The Temporary Wage Subsidy Scheme is a welcome introduction by Government and represents a significant improvement on the previous COVID-19 Refund Scheme. It will help to maintain incomes for employees at a level which is closer to their previous net earnings.
Unlike the previous scheme, employers, who are in a position to do so, will be permitted to top up the subsidy payment resulting in many employees continuing to receive the same, or close to, previous average weekly take home pay.
Summary of the Scheme
The new scheme will be operated in two phases.
Phase 1 is a transitional phase during which employers will be refunded up to a maximum of €410 for each qualifying employee from 26 March 2020.
However, it is important to note that, where the €410 Revenue payment in Phase I exceeds the maximum subsidy amount due in respect of that employee using the Phase II metrics (e.g. because it exceeds 70% the average net weekly pay for that employee), the excess is refundable by the employer to Revenue.
It is anticipated that this clawback will be offset against subsequent refunds due to the employer.
Phase 2 will take effect from 20 April 2020 and the refund will be calculated as follows:
Revenue have indicate that “Average Net Weekly Pay” should be calculated as follows:
Take the employee’s Gross pay for every pay period in January and February 2020
Subtract the Income Tax Paid, USC Paid and Employee PRSI Paid
Total this figure for each pay date in January and February 2020 and divide this by the number of insurable weeks (capped at 9) for the period.
This gives you the employee’s average pay that is to be used for the subsidy amount.
The new scheme will be operated through employers’ payrolls (similar to the previous COVID-19 Refund Scheme).
Revenue have stated that reimbursement will be, in general, made to the employer’s bank account within two working days of receipt of the employer’s payroll submission.
Unlike the previous scheme, employers will be allowed to top up this payment. However, the total net payment received should not exceed the employee’s previous average weekly take home pay. If the employer makes an additional payment greater than the 30% difference allowed by the scheme (i.e. the employee receives more than the average net weekly pay) then the subsidy value refundable to the employer will be reduced by this excess amount when the refund reconciliation is being performed.
The net effect of the new scheme is that laid off employees, or employees on reduced hours or wages, will be initially able to receive the equivalent of their previous average net pay by way of a government subsidy up to a maximum of €410 per week.
Neither PAYE nor USC will be applied to the subsidy payment through the payroll process. However any employer top-up payments should be subject to both PAYE and USC.
Employee PRSI will not apply to the subsidy or any top up payment by the employer.
Employers PRSI will not apply to the subsidy and will be reduced from 10.95% to 0.5% on the top up payment.
While the subsidy payment will not be subject to PAYE, USC or PRSI (for both employer and employee), it will remain taxable in the hands of the employee. We are expecting specific guidance from Revenue on how the tax due on income will be collected outside of the payroll process.
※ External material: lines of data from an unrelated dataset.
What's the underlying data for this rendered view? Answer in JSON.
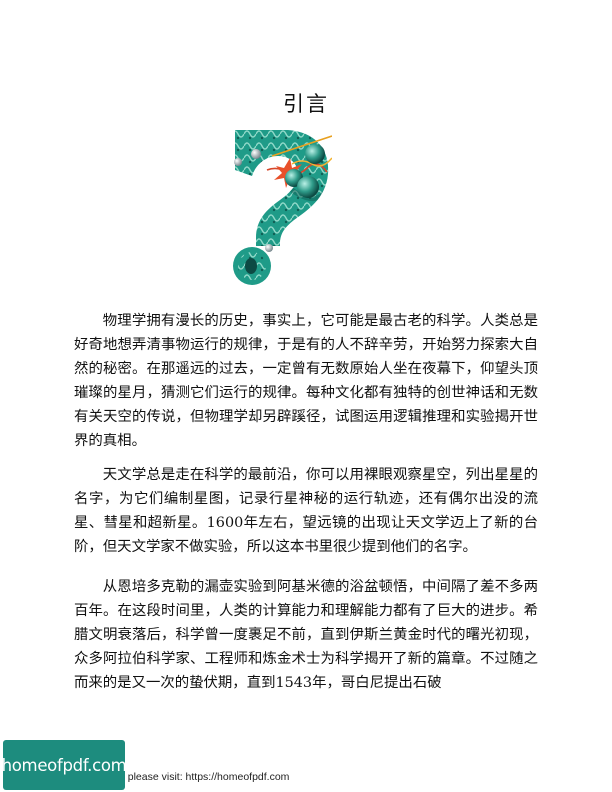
{
  "page": {
    "title": "引言",
    "paragraphs": [
      "物理学拥有漫长的历史，事实上，它可能是最古老的科学。人类总是好奇地想弄清事物运行的规律，于是有的人不辞辛劳，开始努力探索大自然的秘密。在那遥远的过去，一定曾有无数原始人坐在夜幕下，仰望头顶璀璨的星月，猜测它们运行的规律。每种文化都有独特的创世神话和无数有关天空的传说，但物理学却另辟蹊径，试图运用逻辑推理和实验揭开世界的真相。",
      "天文学总是走在科学的最前沿，你可以用裸眼观察星空，列出星星的名字，为它们编制星图，记录行星神秘的运行轨迹，还有偶尔出没的流星、彗星和超新星。1600年左右，望远镜的出现让天文学迈上了新的台阶，但天文学家不做实验，所以这本书里很少提到他们的名字。",
      "从恩培多克勒的漏壶实验到阿基米德的浴盆顿悟，中间隔了差不多两百年。在这段时间里，人类的计算能力和理解能力都有了巨大的进步。希腊文明衰落后，科学曾一度裹足不前，直到伊斯兰黄金时代的曙光初现，众多阿拉伯科学家、工程师和炼金术士为科学揭开了新的篇章。不过随之而来的是又一次的蛰伏期，直到1543年，哥白尼提出石破"
    ]
  },
  "footer": {
    "logo_text": "homeofpdf.com",
    "note": "e please visit: https://homeofpdf.com"
  },
  "colors": {
    "teal": "#1d8c7e",
    "ink": "#111111"
  }
}
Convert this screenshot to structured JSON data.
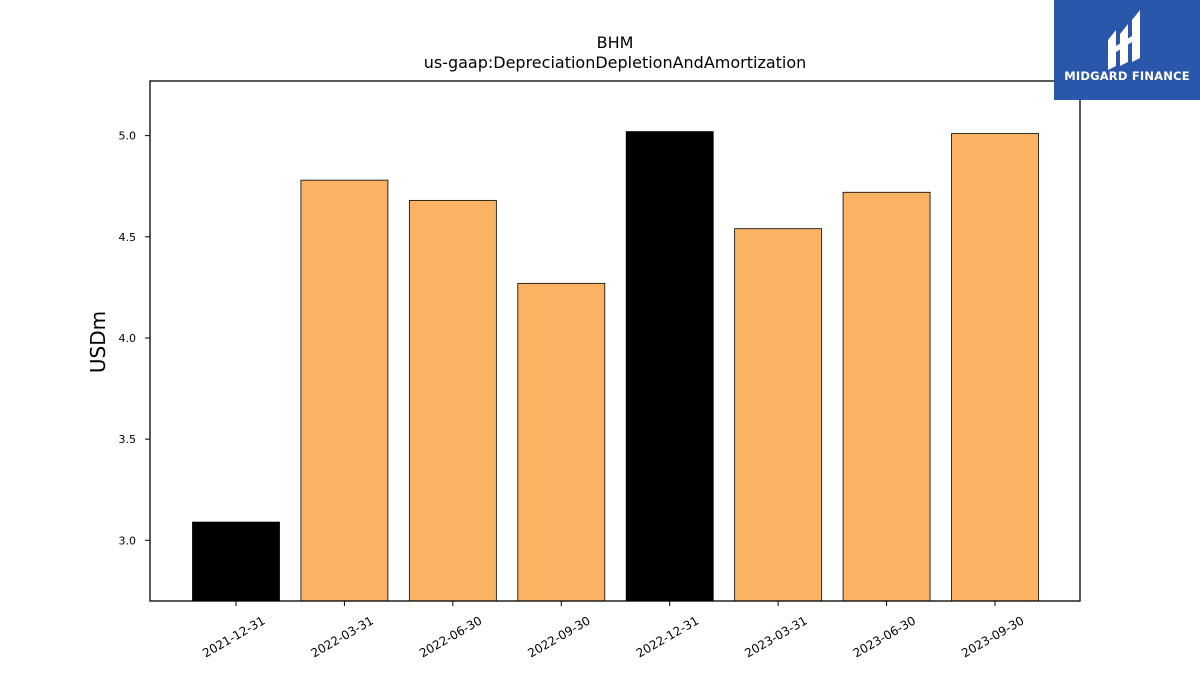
{
  "chart_data": {
    "type": "bar",
    "title": "BHM",
    "subtitle": "us-gaap:DepreciationDepletionAndAmortization",
    "xlabel": "",
    "ylabel": "USDm",
    "ylim": [
      2.7,
      5.27
    ],
    "yticks": [
      "3.0",
      "3.5",
      "4.0",
      "4.5",
      "5.0"
    ],
    "categories": [
      "2021-12-31",
      "2022-03-31",
      "2022-06-30",
      "2022-09-30",
      "2022-12-31",
      "2023-03-31",
      "2023-06-30",
      "2023-09-30"
    ],
    "values": [
      3.09,
      4.78,
      4.68,
      4.27,
      5.02,
      4.54,
      4.72,
      5.01
    ],
    "bar_colors": [
      "#000000",
      "#fbb262",
      "#fbb262",
      "#fbb262",
      "#000000",
      "#fbb262",
      "#fbb262",
      "#fbb262"
    ],
    "grid": false,
    "legend": "none"
  },
  "logo": {
    "text": "MIDGARD FINANCE",
    "background": "#2b57aa",
    "icon": "midgard-logo-icon"
  }
}
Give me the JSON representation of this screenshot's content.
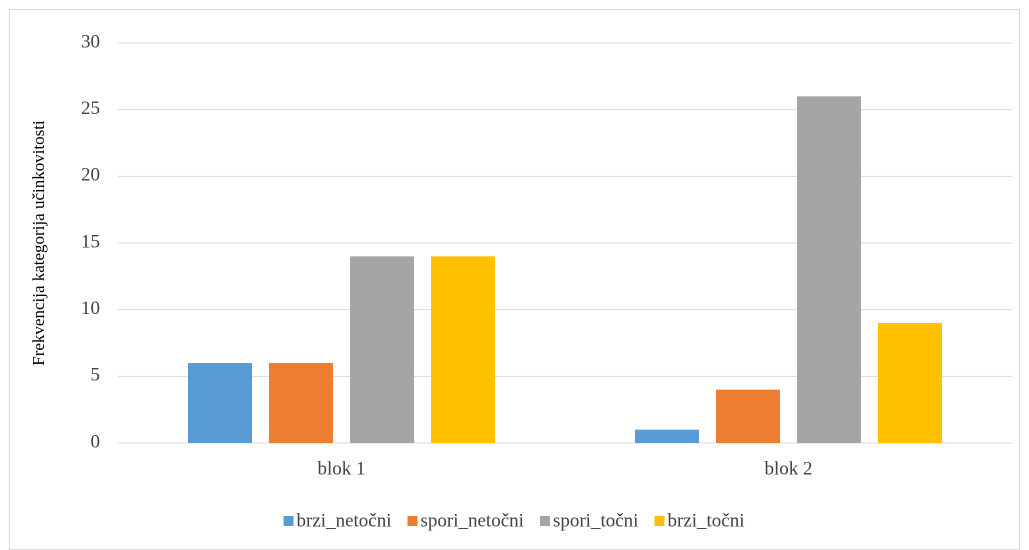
{
  "chart_data": {
    "type": "bar",
    "y_label": "Frekvencija kategorija učinkovitosti",
    "categories": [
      "blok 1",
      "blok 2"
    ],
    "series": [
      {
        "name": "brzi_netočni",
        "color": "#5b9bd5",
        "values": [
          6,
          1
        ]
      },
      {
        "name": "spori_netočni",
        "color": "#ed7d31",
        "values": [
          6,
          4
        ]
      },
      {
        "name": "spori_točni",
        "color": "#a5a5a5",
        "values": [
          14,
          26
        ]
      },
      {
        "name": "brzi_točni",
        "color": "#ffc000",
        "values": [
          14,
          9
        ]
      }
    ],
    "ylim": [
      0,
      30
    ],
    "yticks": [
      0,
      5,
      10,
      15,
      20,
      25,
      30
    ],
    "grid": true,
    "legend": "bottom"
  }
}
To qualify for the scheme, employers must:
be experiencing significant negative economic disruption due to Covid-19
be able to demonstrate, to the satisfaction of Revenue, a minimum of a 25% decline in turnover or in customer orders received in Q2 2019
be unable to pay normal wages and normal outgoings fully,
retain their employees on the payroll, and
The Scheme is confined to employees who were on the employer’s payroll as at 29 February 2020, and for whom a payroll submission has already been made to Revenue in the period from 1 February 2020 to 15 March 2020.
Employer Eligibility and Supporting Proofs
The scheme is available to employers across all sectors (excluding Public Service and Non-Commercial Semi-State Sector). To qualify for the scheme employers must be experiencing significant negative economic disruption due to COVID-19.
Employer eligibility will be on a self-assessment basis but with a requirement to make a declaration when applying for the Scheme.
Revenue have advised that the employer declaration is “simply a declaration which states, that based on reasonable projections, there will be, as a result of….COVID-19, a decline of at least 25% in the future turnover of, or customer orders for, the business for the duration of the pandemic and that as a result the employer cannot pay normal wages and outgoings fully but nonetheless wants to retain its employees on the payroll.”
It should be noted that, in Revenue’s opinion, the declaration by the employer is not a declaration of insolvency.
Revenue have stated that key indicators that an employer is experiencing significant negative economic disruption would be indicators such as a decrease or likely decrease in employer’s turnover by 25% in Q2 2020.
This reduction is to be determined by the employer on a self-assessment basis and there is no requirement to make any upfront submissions to Revenue. Revenue have indicated that this determination may be based on:
Likely turnover of Q2 2020 compared to Q1 2020;
Likely turnover of Q2 2020 compared to Q2 2019; and
Any other basis that is reasonable.
Revenue have stated that there will be a risk focused follow up verification involving an examination of relevant business records where that is considered necessary.